Personal information
- Date of birth: 6 January 1978 (age 48)
- Place of birth: Kaunas, Lithuanian SSR, Soviet Union
- Height: 1.90 m (6 ft 3 in)
- Position: Centre-back

Senior career*
- Years: Team / Apps / (Gls)
- 1997–2000: FBK Kaunas / 105 / (13)
- 2001: Torpedo-ZIL / 10 / (0)
- 2001–2004: Skonto FC / 79 / (8)
- 2004–2009: Spartak Moscow / 42 / (3)
- 2010: Salyut Belgorod / 7 / (0)
- 2011–2012: FK Ekranas / 59 / (6)
- 2013–2019: Kauno Žalgiris / 94 / (5)
- 2020: FC Hegelmann

International career
- 1997–2010: Lithuania / 47 / (1)

= Ignas Dedura =

Lithuanian footballer (born 1978)

Ignas Dedura (born 6 January 1978) is a Lithuanian former professional footballer who played as a centre-back.

==Club career==
Dedura began his career at FBK Kaunas in 1997, scoring 13 goals in 105 appearances, before moving to Russia in 2001 where he played for Torpedo-ZIL. He only made ten appearances for the club and later that year he moved to Latvian club Skonto FC where he stayed until 2004, making 79 appearances and scoring eight goals. In 2004, together with his manager Aleksandrs Starkovs, he moved once again to Russia, this time to play for Spartak Moscow where he played until 2009. After unsuccessful spell with Salyut Belgorod in 2010, in February 2011 Dedura returned to Lithuania and signed a two-year deal with FK Ekranas.
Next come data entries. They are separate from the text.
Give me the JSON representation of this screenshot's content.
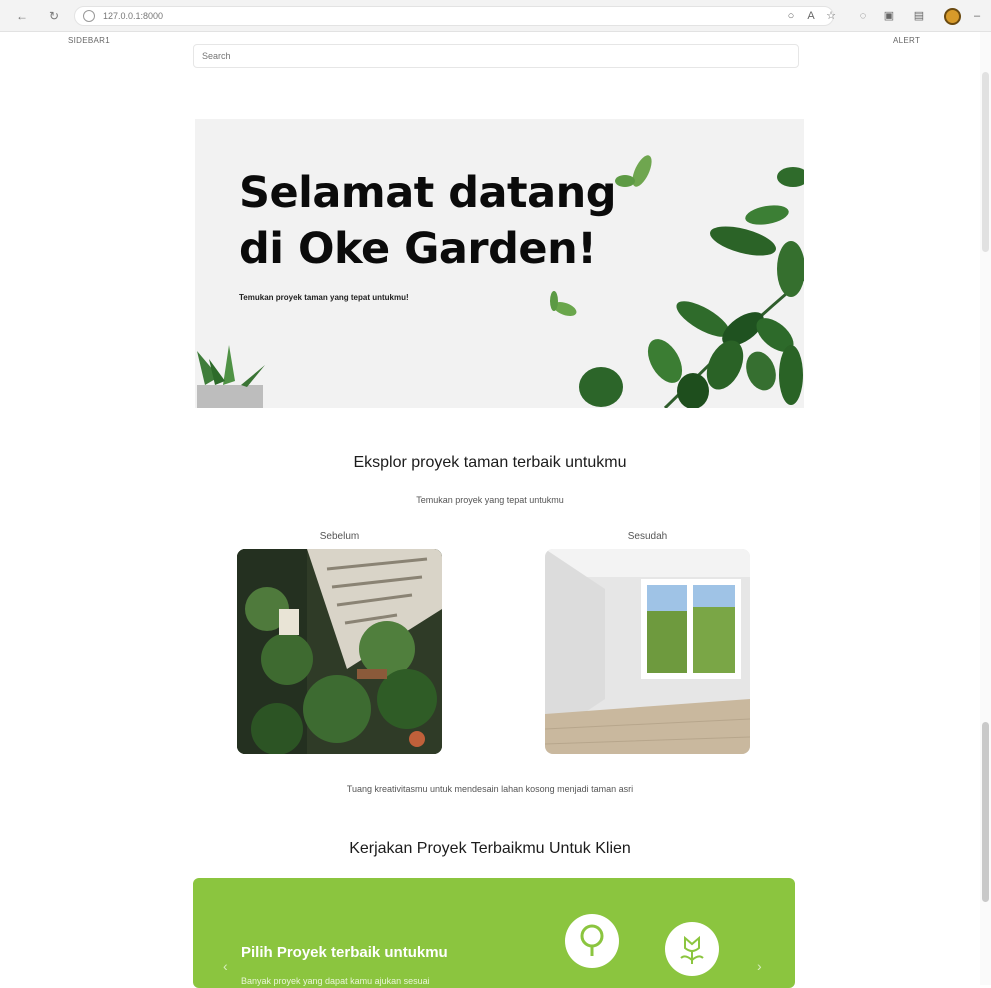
{
  "browser": {
    "url": "127.0.0.1:8000"
  },
  "nav": {
    "left_link": "SIDEBAR1",
    "right_link": "ALERT"
  },
  "search": {
    "placeholder": "Search"
  },
  "hero": {
    "title": "Selamat datang di Oke Garden!",
    "subtitle": "Temukan proyek taman yang tepat untukmu!"
  },
  "explore": {
    "title": "Eksplor proyek taman terbaik untukmu",
    "subtitle": "Temukan proyek yang tepat untukmu",
    "before_label": "Sebelum",
    "after_label": "Sesudah",
    "caption": "Tuang kreativitasmu untuk mendesain lahan kosong menjadi taman asri"
  },
  "work": {
    "title": "Kerjakan Proyek Terbaikmu Untuk Klien",
    "card_title": "Pilih Proyek terbaik untukmu",
    "card_text": "Banyak proyek yang dapat kamu ajukan sesuai"
  },
  "colors": {
    "accent_green": "#8bc53f",
    "hero_bg": "#f2f2f2"
  },
  "icons": [
    "back-icon",
    "forward-icon",
    "reload-icon",
    "info-icon",
    "tree-icon",
    "flower-icon",
    "chevron-left-icon",
    "chevron-right-icon"
  ]
}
In both of those seasons Deduras was a regular player in the team, as well as winning the league in both of those years. At the end of his second season he didn't extend his contract due to the club having financial issues and not being able to pay the wages. In winter 2013 Dedura joined very young I lyga, which was a 2nd tier of Lithuanian football pyramid, side Kauno Žalgiris. After being revealed, the defender expressed his desire to become a coach one day, as he was also instantly promoted to being a captain and a playing coach.

==International career==
Dedura played for the Lithuania national team.